しかし、ここにいるのは心が腐っており、悪臭放ちまくる上、全く自重する気配がないナルシスト屑、この男である。実行出来ないと露ほども思っていない。


 「唯ちゃん、僕決めたよ。高城さんも唯ちゃんも、どちらとも選ぶよ!!(フッ、決まったな)」


 何が決まったな、だよ。そもそも高城はお前に惚れてない。オマケに唯を見てみろよ。さっきまでビクビクしながら待ってたのに、いつの間にか頰がピクピク引き攣っているよ。しかし、感傷に浸っているナルシスト屑は気付かない。


 「陽君、何いってるの?ニホンは一人としか結婚しちゃメッ、なんだよ?」


 唯は物分かりが異常に悪い、幼い子供(陽ならワルガキ)に言い聞かせるようにたしなめた。しかし、このワルガキは当然・・・


 「(誰が頭悪いだぁぁぁぁ!?ば、馬鹿にしやがってぇぇぇぇぇぇぇぇぇぇぇぇぇぇぇ!!!!!)」


 事実なのだから仕方がない。が、コイツがそんなことを考える筈もなく、相変わらず短絡的である。そんなに怒っているいて、よく疲れないなぁと思う。だが、コイツは馬鹿は馬鹿でもただの馬鹿ではない。悪知恵だけは無駄に働く馬鹿だ。だからなのか、陽はここを切り抜ける第三の選択ではない、妙案を思いついた。

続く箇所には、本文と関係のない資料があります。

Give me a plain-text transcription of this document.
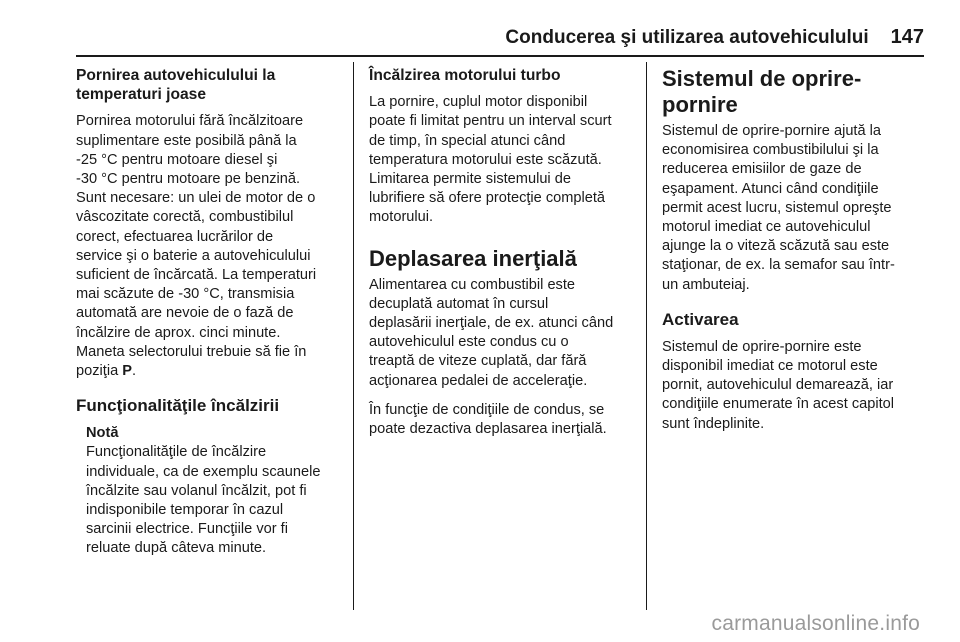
Conducerea şi utilizarea autovehiculului 147
Pornirea autovehiculului la
temperaturi joase

Pornirea motorului fără încălzitoare
suplimentare este posibilă până la
-25 °C pentru motoare diesel şi
-30 °C pentru motoare pe benzină.
Sunt necesare: un ulei de motor de o
vâscozitate corectă, combustibilul
corect, efectuarea lucrărilor de
service şi o baterie a autovehiculului
suficient de încărcată. La temperaturi
mai scăzute de -30 °C, transmisia
automată are nevoie de o fază de
încălzire de aprox. cinci minute.
Maneta selectorului trebuie să fie în
poziţia P.

Funcţionalităţile încălzirii
Notă

Funcţionalităţile de încălzire
individuale, ca de exemplu scaunele
încălzite sau volanul încălzit, pot fi
indisponibile temporar în cazul
sarcinii electrice. Funcţiile vor fi
reluate după câteva minute.

Încălzirea motorului turbo

La pornire, cuplul motor disponibil
poate fi limitat pentru un interval scurt
de timp, în special atunci când
temperatura motorului este scăzută.
Limitarea permite sistemului de
lubrifiere să ofere protecţie completă
motorului.

Deplasarea inerţială

Alimentarea cu combustibil este
decuplată automat în cursul
deplasării inerţiale, de ex. atunci când
autovehiculul este condus cu o
treaptă de viteze cuplată, dar fără
acţionarea pedalei de acceleraţie.

În funcţie de condiţiile de condus, se
poate dezactiva deplasarea inerţială.

Sistemul de oprire-pornire

Sistemul de oprire-pornire ajută la
economisirea combustibilului şi la
reducerea emisiilor de gaze de
eşapament. Atunci când condiţiile
permit acest lucru, sistemul opreşte
motorul imediat ce autovehiculul
ajunge la o viteză scăzută sau este
staţionar, de ex. la semafor sau într-
un ambuteiaj.

Activarea

Sistemul de oprire-pornire este
disponibil imediat ce motorul este
pornit, autovehiculul demarează, iar
condiţiile enumerate în acest capitol
sunt îndeplinite.

carmanualsonline.info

 「・・・・・・・・・ごめん、悪かったよ唯ちゃん。あと、さっきの質問に答えるよ。唯ちゃん、僕は君の方が高城さんより好きだよ。」


 「え、よ、陽君、ホント!?」


 陽は唯を選んだ。さっきまでとはまるで逆である。しかし、当然これだけではない。


 「ああ、ホントだよ。だけど、僕は君とは付き合えない。」


 「え!?な、なんで?陽君は私のことが一番好きなんでしょ?なのに、なんで・・・。」


 陽は高城より唯が好きとはいったが、一番とは一言も言ってない。が、それは一先ず置いておいて。陽がいきなり方向転換して唯を選んだのには理由がある。まぁ、唯は到底気付くと思えないが。

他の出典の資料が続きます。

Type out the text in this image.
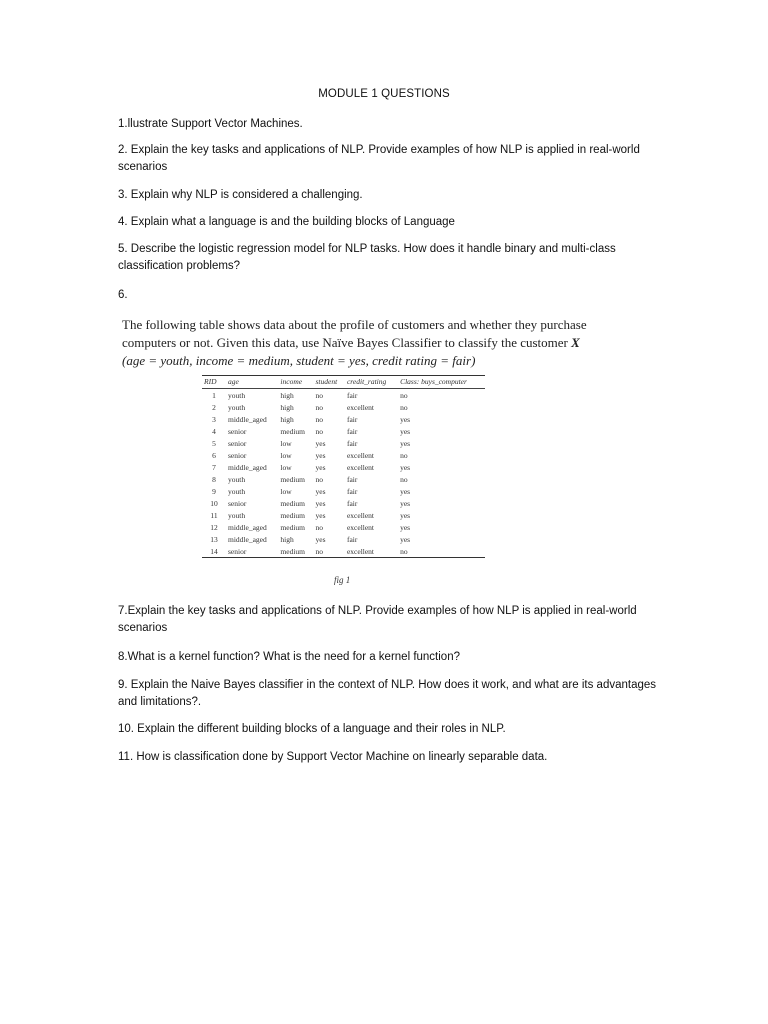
MODULE 1 QUESTIONS
1.llustrate Support Vector Machines.
2. Explain the key tasks and applications of NLP. Provide examples of how NLP is applied in real-world scenarios
3. Explain why NLP is considered a challenging.
4. Explain what a language is and the building blocks of Language
5. Describe the logistic regression model for NLP tasks. How does it handle binary and multi-class classification problems?
6.
The following table shows data about the profile of customers and whether they purchase computers or not. Given this data, use Naïve Bayes Classifier to classify the customer X
(age = youth, income = medium, student = yes, credit rating = fair)
RID	age	income	student	credit_rating	Class: buys_computer
1	youth	high	no	fair	no
2	youth	high	no	excellent	no
3	middle_aged	high	no	fair	yes
4	senior	medium	no	fair	yes
5	senior	low	yes	fair	yes
6	senior	low	yes	excellent	no
7	middle_aged	low	yes	excellent	yes
8	youth	medium	no	fair	no
9	youth	low	yes	fair	yes
10	senior	medium	yes	fair	yes
11	youth	medium	yes	excellent	yes
12	middle_aged	medium	no	excellent	yes
13	middle_aged	high	yes	fair	yes
14	senior	medium	no	excellent	no
fig 1
7.Explain the key tasks and applications of NLP. Provide examples of how NLP is applied in real-world scenarios
8.What is a kernel function? What is the need for a kernel function?
9. Explain the Naive Bayes classifier in the context of NLP. How does it work, and what are its advantages and limitations?.
10. Explain the different building blocks of a language and their roles in NLP.
11. How is classification done by Support Vector Machine on linearly separable data.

 「だって、僕はワガママなんだ。唯ちゃんと付き合ったら、きっと性格が悪いことを要求して、困らせるから・・・。僕は唯ちゃんが僕の所為で困るのは嫌なんだよ!!」


 「そんなこと気にしないよっ!!私は何があっても、陽君の味方だよ?寧ろ、陽君に困らせられるのなら本望だよ!!」


 「ホント?大金を要求するかもよ?浮気をするかもよ?半径10m以内に近付くなとかいうかもよ?それでもかい?」


 「もちろんだよっ!!私の陽君に対する愛に誓って!!」


 「そうか、ありがとう。ありがとう、唯ちゃん。・・・愛している。」


 「あ、愛してる?ごめん、陽君。もっかいいってもらっていい?」


 「愛してる、心の底から。この世界の誰よりも。」


 「/////////」


 陽のラブコールを受け取った唯は、顔をトマトよりも真っ赤に染めて、恥ずかしさのあまり俯いた。そして、陽はというと・・・


 「( け・い・か・く通り。馬鹿めッ、引っかかったな!!これで貴様は一生僕のATMだ!!おまけに、常に僕から離れさせとけば、僕がコロッとヤられる心配もない。なんだこれ、最高かよ。・・・ヒモ生活が僕を待ってるぜ。)」


 さ い て い だ よ 。そう。コイツが急に方向転換したのは、唯をていのいい下僕にするためだったのだ。


 「じゃあ、陽君。私と付き合って下さい。」


 「喜んで。(これからバンバン財布代わりにしてやるぜ!さぁ~て、何日で音を上げるかな?アヒャ、アヒャヒャヒャヒャヒャヒャヒャヒャヒャヒャヒャヒャ!!!!!!!)」


 こうして、ストーカーでヤンデレな少女と、将来の夢がヒモという最低最悪なナルシスト屑野郎のカップルが誕生した。